Super-innovation, the race that requires a compass
We live in an age of super-innovation. We combine exorbitant computing power, now reaching the frontier of quantum computers, with small and large data produced over the last thirty years by the web and sensors of all kinds, which can be processed with the intelligence of predictive and generative knowledge algorithms. Powerful computers, accurate data, reliable algorithms: a triangle that fuels our creative, computational and decision-making abilities.
The triangle of super-innovation
And so we are able to do things that were literally unimaginable until recently. Such as folding a protein with a click of a software called Alphafold and enabling biomedical industry researchers to greatly expand their understanding of the mechanisms of disease and thus accelerate the identification of therapeutic solutions. Before the creation of Alphafold and the spin-off produced by Google DeepMind, which led to two computer scientists winning the 2024 Nobel Prize in Chemistry, a laboratory researcher would spend months, sometimes even a whole year, to achieve protein folding.
Industry experts say that this type of innovation will have a dramatic impact on reducing the time it takes to discover drugs – the first phase of research into a therapeutic solution will go from 3-6 years to just 24 months. Above all, it will significantly increase the quality of the molecule before the tortuous clinical phase, reducing the risk of testing useless compounds – we are talking about a reduction of up to 70% in development costs. This technology joins many others that are opening the doors not only to precision medicine – already active in some medical specialities – but also to prevention. Consider the extraordinary benefit for Italy’s National Health Service, which is in crisis due to an increasing number of elderly people (60% of chronically ill people are over 65 with a life expectancy of 84) and fewer and fewer funders (with spending stuck at around 6% of GDP for several years).
Acceleration and confusion
But what we see in the biomedical field also applies to the energy field, the materials field and all sectors that thrive on data production and processing. Yet, just as we accelerate, we risk losing our direction. This is the paradox of recent years: we are capable of doing almost anything, but we do not always know why we are doing it. We are cogs in a complex system.
Take the recent case of Anthropic and the US government, which came to the fore following the capture of President Maduro and the attack on Iran.

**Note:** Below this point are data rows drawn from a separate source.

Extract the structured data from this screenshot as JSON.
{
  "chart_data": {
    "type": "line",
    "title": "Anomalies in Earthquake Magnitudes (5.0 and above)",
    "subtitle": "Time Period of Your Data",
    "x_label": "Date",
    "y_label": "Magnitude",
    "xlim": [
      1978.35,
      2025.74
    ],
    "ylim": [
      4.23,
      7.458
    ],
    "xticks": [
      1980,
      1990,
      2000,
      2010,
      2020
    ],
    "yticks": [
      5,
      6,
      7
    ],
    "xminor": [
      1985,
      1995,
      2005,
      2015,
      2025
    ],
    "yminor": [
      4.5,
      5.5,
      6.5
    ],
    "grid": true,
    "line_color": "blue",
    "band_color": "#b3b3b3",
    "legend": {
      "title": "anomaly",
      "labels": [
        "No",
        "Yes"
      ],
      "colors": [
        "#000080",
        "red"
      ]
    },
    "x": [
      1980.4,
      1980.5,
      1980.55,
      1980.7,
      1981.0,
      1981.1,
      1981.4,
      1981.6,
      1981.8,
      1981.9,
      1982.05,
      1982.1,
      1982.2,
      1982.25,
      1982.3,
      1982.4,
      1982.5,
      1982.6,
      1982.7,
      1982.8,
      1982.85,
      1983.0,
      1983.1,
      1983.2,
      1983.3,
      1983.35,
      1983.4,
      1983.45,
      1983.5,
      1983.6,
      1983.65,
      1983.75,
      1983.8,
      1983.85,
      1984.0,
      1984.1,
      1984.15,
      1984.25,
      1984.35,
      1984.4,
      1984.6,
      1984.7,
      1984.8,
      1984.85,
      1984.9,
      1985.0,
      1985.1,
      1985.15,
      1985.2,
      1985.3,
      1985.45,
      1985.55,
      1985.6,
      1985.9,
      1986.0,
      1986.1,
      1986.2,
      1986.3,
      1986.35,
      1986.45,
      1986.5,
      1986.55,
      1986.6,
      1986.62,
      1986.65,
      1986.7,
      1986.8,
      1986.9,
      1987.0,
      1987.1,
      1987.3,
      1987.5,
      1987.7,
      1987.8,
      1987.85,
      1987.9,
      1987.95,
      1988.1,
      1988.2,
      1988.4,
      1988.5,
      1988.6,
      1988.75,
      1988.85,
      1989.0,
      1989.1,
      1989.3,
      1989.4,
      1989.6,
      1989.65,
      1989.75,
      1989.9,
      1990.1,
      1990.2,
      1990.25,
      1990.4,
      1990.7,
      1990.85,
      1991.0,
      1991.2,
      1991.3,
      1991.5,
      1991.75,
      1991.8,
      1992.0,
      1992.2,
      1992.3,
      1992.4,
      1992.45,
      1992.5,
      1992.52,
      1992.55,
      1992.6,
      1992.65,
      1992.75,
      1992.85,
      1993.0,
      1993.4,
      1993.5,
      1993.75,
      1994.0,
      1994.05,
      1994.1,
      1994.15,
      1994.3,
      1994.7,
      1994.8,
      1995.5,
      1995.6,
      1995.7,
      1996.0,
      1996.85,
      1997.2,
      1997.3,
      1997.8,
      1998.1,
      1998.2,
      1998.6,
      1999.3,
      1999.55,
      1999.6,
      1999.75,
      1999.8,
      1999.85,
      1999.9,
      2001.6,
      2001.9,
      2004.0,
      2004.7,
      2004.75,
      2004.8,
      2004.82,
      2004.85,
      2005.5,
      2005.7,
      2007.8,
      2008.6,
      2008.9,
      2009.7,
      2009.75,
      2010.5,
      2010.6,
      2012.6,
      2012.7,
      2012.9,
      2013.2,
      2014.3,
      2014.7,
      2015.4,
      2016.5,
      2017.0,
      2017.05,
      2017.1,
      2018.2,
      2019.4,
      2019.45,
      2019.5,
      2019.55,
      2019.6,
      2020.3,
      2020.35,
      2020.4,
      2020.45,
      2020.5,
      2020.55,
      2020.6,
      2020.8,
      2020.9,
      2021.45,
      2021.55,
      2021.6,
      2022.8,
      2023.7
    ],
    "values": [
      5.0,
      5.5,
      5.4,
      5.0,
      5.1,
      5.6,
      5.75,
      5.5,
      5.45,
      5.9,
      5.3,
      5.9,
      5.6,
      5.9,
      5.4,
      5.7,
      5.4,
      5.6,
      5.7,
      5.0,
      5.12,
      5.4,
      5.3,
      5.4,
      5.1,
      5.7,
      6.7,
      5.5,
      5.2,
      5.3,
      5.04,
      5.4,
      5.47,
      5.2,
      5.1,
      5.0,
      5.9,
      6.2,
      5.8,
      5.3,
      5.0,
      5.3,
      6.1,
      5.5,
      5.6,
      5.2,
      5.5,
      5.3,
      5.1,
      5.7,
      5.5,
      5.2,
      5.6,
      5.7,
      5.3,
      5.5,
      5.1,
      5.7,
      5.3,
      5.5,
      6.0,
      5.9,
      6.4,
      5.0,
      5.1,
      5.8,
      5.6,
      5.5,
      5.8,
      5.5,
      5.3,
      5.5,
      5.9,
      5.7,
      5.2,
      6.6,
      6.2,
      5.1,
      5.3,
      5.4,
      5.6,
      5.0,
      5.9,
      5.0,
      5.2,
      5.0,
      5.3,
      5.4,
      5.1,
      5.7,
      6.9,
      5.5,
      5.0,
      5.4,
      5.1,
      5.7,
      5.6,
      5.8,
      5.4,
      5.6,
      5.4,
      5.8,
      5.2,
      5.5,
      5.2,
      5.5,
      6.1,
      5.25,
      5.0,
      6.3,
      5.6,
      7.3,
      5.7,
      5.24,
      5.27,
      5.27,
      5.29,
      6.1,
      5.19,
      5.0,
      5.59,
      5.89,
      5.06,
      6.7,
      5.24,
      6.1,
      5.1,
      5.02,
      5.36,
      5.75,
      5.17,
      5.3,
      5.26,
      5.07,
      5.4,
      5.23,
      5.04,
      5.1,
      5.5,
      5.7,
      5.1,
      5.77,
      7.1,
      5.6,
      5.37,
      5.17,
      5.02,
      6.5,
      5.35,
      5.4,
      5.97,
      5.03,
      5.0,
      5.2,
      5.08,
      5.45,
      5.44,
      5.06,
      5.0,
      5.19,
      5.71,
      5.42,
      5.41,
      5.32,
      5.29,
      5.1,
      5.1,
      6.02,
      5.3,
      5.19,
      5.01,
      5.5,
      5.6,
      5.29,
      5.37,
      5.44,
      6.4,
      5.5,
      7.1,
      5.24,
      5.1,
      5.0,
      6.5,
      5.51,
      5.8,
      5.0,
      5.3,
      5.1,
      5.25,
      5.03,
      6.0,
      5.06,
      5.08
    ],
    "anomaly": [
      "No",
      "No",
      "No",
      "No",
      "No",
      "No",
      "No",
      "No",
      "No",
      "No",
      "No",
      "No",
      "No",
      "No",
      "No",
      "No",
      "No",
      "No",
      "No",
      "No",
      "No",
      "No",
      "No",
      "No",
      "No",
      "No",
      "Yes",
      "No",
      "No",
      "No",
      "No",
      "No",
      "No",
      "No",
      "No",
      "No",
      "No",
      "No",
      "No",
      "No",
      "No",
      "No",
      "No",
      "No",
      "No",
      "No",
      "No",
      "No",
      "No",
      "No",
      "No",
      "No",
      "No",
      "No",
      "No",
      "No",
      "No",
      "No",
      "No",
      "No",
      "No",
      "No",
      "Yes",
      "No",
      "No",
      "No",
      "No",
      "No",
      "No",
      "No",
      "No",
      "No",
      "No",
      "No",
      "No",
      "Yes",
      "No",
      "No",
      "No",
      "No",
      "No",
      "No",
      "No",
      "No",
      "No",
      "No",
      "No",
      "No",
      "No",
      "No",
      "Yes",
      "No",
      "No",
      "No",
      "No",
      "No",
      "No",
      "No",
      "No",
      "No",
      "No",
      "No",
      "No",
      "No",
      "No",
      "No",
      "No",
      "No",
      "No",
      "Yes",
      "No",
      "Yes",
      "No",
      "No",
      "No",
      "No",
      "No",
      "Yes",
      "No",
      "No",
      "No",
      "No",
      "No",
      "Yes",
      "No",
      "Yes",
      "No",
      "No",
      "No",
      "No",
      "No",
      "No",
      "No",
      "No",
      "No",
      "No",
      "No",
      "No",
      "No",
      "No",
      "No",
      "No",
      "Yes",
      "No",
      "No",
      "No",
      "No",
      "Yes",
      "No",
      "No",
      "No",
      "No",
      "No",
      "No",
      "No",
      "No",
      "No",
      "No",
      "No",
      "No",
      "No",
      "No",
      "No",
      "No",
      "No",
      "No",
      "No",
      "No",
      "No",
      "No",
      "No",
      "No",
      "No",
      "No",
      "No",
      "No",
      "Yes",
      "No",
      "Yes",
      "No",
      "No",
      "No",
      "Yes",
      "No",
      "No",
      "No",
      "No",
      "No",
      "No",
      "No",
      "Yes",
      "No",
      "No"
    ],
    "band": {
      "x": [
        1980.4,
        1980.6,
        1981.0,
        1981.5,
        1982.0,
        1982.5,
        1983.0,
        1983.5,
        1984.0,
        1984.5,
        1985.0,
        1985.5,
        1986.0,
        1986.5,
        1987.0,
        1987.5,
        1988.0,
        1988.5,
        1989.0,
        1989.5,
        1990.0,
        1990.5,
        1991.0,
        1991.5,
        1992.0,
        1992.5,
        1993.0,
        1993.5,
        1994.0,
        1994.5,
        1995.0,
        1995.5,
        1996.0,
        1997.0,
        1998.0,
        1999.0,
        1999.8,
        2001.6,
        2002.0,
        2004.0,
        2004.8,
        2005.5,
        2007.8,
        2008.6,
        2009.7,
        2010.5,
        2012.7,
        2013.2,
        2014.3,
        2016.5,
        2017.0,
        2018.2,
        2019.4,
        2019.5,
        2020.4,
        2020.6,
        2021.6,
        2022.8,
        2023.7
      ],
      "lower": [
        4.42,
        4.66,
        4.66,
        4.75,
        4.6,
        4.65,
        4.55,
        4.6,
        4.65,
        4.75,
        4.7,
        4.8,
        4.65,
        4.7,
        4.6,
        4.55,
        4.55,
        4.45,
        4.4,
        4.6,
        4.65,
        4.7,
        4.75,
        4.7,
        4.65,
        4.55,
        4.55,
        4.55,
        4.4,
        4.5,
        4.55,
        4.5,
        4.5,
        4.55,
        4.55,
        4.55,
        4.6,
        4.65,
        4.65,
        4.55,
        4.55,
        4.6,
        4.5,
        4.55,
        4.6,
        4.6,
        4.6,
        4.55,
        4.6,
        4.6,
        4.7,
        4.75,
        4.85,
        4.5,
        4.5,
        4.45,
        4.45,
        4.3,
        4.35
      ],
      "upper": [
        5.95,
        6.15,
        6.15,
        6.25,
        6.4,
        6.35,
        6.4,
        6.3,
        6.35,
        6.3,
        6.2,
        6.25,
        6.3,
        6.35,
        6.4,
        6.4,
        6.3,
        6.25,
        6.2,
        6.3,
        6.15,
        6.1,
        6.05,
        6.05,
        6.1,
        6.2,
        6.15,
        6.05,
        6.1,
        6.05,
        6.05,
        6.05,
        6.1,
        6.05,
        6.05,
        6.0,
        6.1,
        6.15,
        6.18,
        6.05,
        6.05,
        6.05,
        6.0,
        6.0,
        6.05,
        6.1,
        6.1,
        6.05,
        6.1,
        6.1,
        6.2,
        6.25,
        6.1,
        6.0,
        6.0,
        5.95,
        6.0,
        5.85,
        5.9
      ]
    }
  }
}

In a nutshell, Dario Amodei, founder of Anthropic and creator of Claude, complains about the US Department of Defence's failure to respect the guardrails in its use of the technology. The department claims the right to use it for just cause once Claude has been deployed in Peter Thiel's broader Palantir system.
At the same time, entrepreneur Andrea Pignataro, who made headlines for being ranked by Forbes as the wealthiest person in Italy, points out that the extreme use of Artificial Intelligence will put entire sectors of work in the field of big data processing at risk: from coding to consulting, from marketing to finance.
Not all novelty is innovation
Never before have science, technology and business moved so fast. Generalist technologies such as those mentioned above have always generated extraordinary growth cycles. Think of what happened with the steam engine, electricity and the internet. But they also required vision. Without vision, they remain powerful, sometimes dangerous tools.
In our time, the risk is to confuse novelty with innovation. In fact, not everything that is new really improves people's lives. True innovation is that which increases productivity, expands opportunities and creates shared value.
Purpose as a compass for the future
In this new scenario, the term “purpose” becomes crucial. Purpose is not a slogan. It is the compass that allows us to guide super-innovation. Without a shared direction, artificial intelligence can amplify inequalities; with a clear direction, it can fill skills gaps, increase productivity, support personalised medicine and accelerate the energy transition. Without purpose, technological competition becomes a mere geopolitical race; with purpose, it becomes a lever for human progress.
But what does purpose mean when we think about innovation?
Giving meaning to innovation means asking some simple and radical questions: what problem are we solving? For whom? With what long-term effects? It means integrating science and responsibility, economic growth and social impact. It means recognising that innovators are not solitary geniuses in a garage, but the result of an ecosystem that brings together research, business, institutions and culture.
We are in a historic transition marked by climate crises, geopolitical tensions and demographic transformations. In times like these, the temptation is to slow down or shut ourselves off. But innovation does not wait. The only alternative to moving forward is drifting. And drifting, in global competition, comes at a price.
We must therefore return to an essential principle: imagination must be guided by method and oriented by purpose. Only that which has direction can generate a future. Super-innovation is an extraordinary opportunity. It is up to us to decide whether it will be merely a technological race or the lever for building an economy capable of giving meaning to tomorrow.